Re: [PATCH 03/10] KVM: SVM: Terminate the VM if a SEV-ES+ guest is run with an invalid VMSA

Tom Lendacky <thomas.lendacky@xxxxxxx> · Mon, 24 Feb 2025 17:55:57 -0600

On 2/24/25 16:55, Sean Christopherson wrote:
> On Mon, Feb 24, 2025, Tom Lendacky wrote:
>> On 2/18/25 19:26, Sean Christopherson wrote:
>>> -void pre_sev_run(struct vcpu_svm *svm, int cpu)
>>> +int pre_sev_run(struct vcpu_svm *svm, int cpu)
>>>  {
>>>  	struct svm_cpu_data *sd = per_cpu_ptr(&svm_data, cpu);
>>> -	unsigned int asid = sev_get_asid(svm->vcpu.kvm);
>>> +	struct kvm *kvm = svm->vcpu.kvm;
>>> +	unsigned int asid = sev_get_asid(kvm);
>>> +
>>> +	/*
>>> +	 * Terminate the VM if userspace attempts to run the vCPU with an
>>> +	 * invalid VMSA, e.g. if userspace forces the vCPU to be RUNNABLE after
>>> +	 * an SNP AP Destroy event.
>>> +	 */
>>> +	if (sev_es_guest(kvm) && !VALID_PAGE(svm->vmcb->control.vmsa_pa)) {
>>> +		kvm_vm_dead(kvm);
>>> +		return -EIO;
>>> +	}
>>
>> If a VMRUN is performed with the vmsa_pa value set to INVALID_PAGE, the
>> VMRUN will fail and KVM will dump the VMCB and exit back to userspace
> 
> I haven't tested, but based on what the APM says, I'm pretty sure this would crash
> the host due to a #GP on VMRUN, i.e. due to the resulting kvm_spurious_fault().
> 
>   IF (rAX contains an unsupported physical address)
>     EXCEPTION [#GP]

Well that's for the VMCB, the VMSA is pointed to by the VMCB and results
in a VMEXIT code of -1 if you don't supply a proper page-aligned,
physical address.

> 
>> with KVM_EXIT_INTERNAL_ERROR.
>>
>> Is doing this preferrable to that?
> 
> Even if AMD guaranteed that the absolute worst case scenario is a failed VMRUN
> with zero side effects, doing VMRUN with a bad address should be treated as a
> KVM bug.

Fair.

> 
>> If so, should a vcpu_unimpl() message be issued, too, to better identify the
>> reason for marking the VM dead?
> 
> My vote is no.  At some point we need to assume userspace possesess a reasonable
> level of competency and sanity.
> 
>>>  static void svm_inject_nmi(struct kvm_vcpu *vcpu)
>>> @@ -4231,7 +4233,8 @@ static __no_kcsan fastpath_t svm_vcpu_run(struct kvm_vcpu *vcpu,
>>>  	if (force_immediate_exit)
>>>  		smp_send_reschedule(vcpu->cpu);
>>>  
>>> -	pre_svm_run(vcpu);
>>> +	if (pre_svm_run(vcpu))
>>> +		return EXIT_FASTPATH_EXIT_USERSPACE;

In testing this out, I think userspace continues on because I eventually
get:

KVM_GET_PIT2 failed: Input/output error
/tmp/cmdline.98112: line 1: 98163 Aborted (core dumped) ...
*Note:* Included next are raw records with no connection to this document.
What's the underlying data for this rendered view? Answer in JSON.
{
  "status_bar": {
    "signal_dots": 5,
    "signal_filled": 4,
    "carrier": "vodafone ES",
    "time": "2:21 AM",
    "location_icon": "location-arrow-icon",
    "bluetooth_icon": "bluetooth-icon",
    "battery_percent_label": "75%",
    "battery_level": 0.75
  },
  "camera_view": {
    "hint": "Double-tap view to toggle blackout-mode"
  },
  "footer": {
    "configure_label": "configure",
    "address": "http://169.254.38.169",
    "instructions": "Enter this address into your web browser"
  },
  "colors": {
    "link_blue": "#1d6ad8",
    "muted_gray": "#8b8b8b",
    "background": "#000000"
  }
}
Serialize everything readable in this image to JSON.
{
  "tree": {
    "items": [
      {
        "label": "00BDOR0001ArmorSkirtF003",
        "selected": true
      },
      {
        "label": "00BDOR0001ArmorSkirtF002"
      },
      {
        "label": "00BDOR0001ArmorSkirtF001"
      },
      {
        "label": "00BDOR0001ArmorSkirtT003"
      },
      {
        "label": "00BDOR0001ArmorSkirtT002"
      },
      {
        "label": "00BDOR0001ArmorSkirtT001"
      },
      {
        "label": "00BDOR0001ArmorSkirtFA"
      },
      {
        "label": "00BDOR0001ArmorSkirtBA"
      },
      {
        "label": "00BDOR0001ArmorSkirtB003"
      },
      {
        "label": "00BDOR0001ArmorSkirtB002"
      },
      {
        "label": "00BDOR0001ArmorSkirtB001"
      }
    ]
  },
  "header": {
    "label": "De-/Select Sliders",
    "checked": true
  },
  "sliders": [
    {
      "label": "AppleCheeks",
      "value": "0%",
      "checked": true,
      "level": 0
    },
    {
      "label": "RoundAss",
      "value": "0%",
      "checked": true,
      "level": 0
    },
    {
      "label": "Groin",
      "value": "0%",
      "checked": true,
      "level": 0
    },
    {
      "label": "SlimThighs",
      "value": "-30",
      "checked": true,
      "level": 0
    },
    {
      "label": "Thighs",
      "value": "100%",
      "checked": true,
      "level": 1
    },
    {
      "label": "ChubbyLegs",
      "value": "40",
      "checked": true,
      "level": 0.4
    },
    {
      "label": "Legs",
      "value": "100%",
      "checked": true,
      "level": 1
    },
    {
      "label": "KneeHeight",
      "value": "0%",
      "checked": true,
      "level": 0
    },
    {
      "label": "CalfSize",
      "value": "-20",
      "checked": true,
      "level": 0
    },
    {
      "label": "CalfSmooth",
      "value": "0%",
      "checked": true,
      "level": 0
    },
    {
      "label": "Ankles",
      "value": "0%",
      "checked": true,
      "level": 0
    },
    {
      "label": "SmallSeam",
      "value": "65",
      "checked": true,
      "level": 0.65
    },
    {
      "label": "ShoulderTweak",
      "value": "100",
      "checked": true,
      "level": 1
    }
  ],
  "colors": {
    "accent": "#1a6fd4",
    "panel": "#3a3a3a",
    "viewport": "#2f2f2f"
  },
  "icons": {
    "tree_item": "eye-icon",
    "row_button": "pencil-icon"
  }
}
Haven't looked too close, but maybe an exit_reason needs to be set to
get qemu to quit sooner?

Thanks,
Tom

>>
>> Since the return code from pre_svm_run() is never used, should it just
>> be a bool function, then?
> 
> Hard no.  I strongly dislike boolean returns for functions that aren't obviously
> predicates, because it's impossible to determine the polarity of the return value
> based solely on the prototype.  This leads to bugs that are easier to detect with
> 0/-errno return, e.g. returning -EINVAL in a happy path stands out more than
> returning the wrong false/true value.
> 
> Case in point (because I just responded to another emain about this function),
> what's the polarity of this helper?  :-)
> 
>   static bool sanity_check_entries(struct kvm_cpuid_entry2 __user *entries,
> 				   __u32 num_entries, unsigned int ioctl_type)